Standortdaten, die erhoben werden, um festzustellen, welche Altersbeschränkungsregeln für einen Nutzer gelten, sind zum Zeitpunkt der Verifizierung relevant. Sie fünf Jahre lang aufzubewahren, hat keinen verhältnismäßigen Zweck. Ebenso stellt das Training eines KI-Modells anhand gefälschter Ausweisdokumente ein gesondertes Ziel dar, das von der ursprünglichen Altersverifizierung abweicht. Diese Dokumente zwei Jahre lang für diesen Zweck zu speichern, stellt eine neue Verarbeitungsaktivität dar, die von der ursprünglichen Erhebung nicht abgedeckt wird.

Der Fall spiegelt ein Muster wider, das Behörden quer durch Europa wiederholt beanstandet haben: Organisationen erheben Daten für einen engen Zweck und nutzen sie dann für Training, Analysen oder Produktverbesserungen, ohne eine neue Rechtsgrundlage zu schaffen.

Was Das Für Tools Bedeutet, Die Persönliche Dateien Verarbeiten

Die Verstöße von Yoti sind strukturell identisch mit Risiken, die für jedes Online-Tool gelten, das personenbezogene Daten verarbeitet. Ein Tool, das eine Datei mit personenbezogenen Informationen empfängt, ob ein Personalausweis, ein Vertrag, eine Krankenakte oder ein beliebiges Dokument mit Name und Bild, kann unter die gleichen DSGVO-Kategorien fallen.

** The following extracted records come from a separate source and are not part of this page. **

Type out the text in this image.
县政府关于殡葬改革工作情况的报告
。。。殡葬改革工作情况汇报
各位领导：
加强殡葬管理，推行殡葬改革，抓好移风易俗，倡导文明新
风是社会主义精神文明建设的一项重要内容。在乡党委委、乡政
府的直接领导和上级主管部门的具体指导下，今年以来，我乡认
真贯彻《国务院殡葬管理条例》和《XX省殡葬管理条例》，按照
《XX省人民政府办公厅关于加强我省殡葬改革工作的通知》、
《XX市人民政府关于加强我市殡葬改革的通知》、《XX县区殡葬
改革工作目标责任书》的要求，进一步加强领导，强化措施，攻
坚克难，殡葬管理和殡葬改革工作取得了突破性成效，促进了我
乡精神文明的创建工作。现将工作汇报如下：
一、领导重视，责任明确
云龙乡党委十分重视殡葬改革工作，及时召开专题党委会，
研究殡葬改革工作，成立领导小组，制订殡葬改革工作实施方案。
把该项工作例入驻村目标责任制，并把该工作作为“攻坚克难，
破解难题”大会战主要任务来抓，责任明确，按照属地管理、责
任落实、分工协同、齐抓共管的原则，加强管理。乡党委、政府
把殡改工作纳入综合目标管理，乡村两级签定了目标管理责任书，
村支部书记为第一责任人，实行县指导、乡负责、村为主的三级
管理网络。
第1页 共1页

Das Aufbewahren hochgeladener Dateien über die Sitzung hinaus, ihre Verwendung für Modelltraining ohne ausdrückliche Einwilligung und die standardmäßige Opt-in-Einstellung für sekundäre Datennutzung sind allesamt Praktiken, für die es nun dokumentierte Durchsetzungspräzedenzfälle gibt, die je nach Verstoß mit 250.000 bis 500.000 € bepreist sind.

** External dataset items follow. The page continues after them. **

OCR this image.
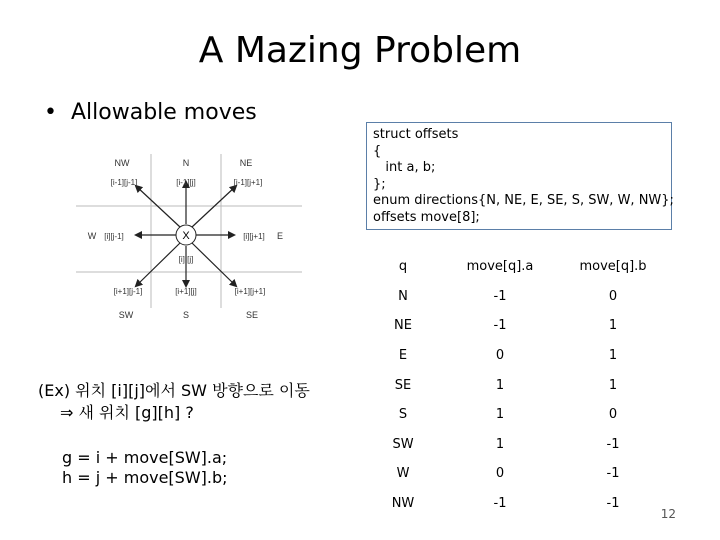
A Mazing Problem
• Allowable moves
struct offsets
{
int a, b;
};
enum directions{N, NE, E, SE, S, SW, W, NW};
offsets move[8];
X
NW	N	NE
W	E
SW	S	SE
[i-1][j-1]	[i-1][j]	[i-1][j+1]
[i][j-1]
[i] [j]
[i][j+1]
[i+1][j-1]	[i+1][j]	[i+1][j+1]
q	move[q].a	move[q].b
N	-1	0
NE	-1	1
E	0	1
SE	1	1
S	1	0
SW	1	-1
W	0	-1
NW	-1	-1
(Ex) 위치 [i][j]에서 SW 방향으로 이동
⇒ 새 위치 [g][h] ?
g = i + move[SW].a;
h = j + move[SW].b;
12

Tools, die Dateien vollständig im Browser mit WebAssembly verarbeiten, sind strukturell von diesen Risiken ausgenommen. Keine Datei gelangt auf einen Server. Es gibt keine hochgeladenen Daten, die aufbewahrt werden könnten, keine Vorlage, die gespeichert werden müsste, keine Trainingspipeline, die in einer Datenschutzerklärung offengelegt werden müsste, und keinen Einwilligungsmechanismus, den man falsch handhaben könnte. Die Yoti-Strafe zeigt die regulatorischen Kosten, wenn man diese Anforderungen falsch macht. Lokale Verarbeitung eliminiert die Frage vollständig.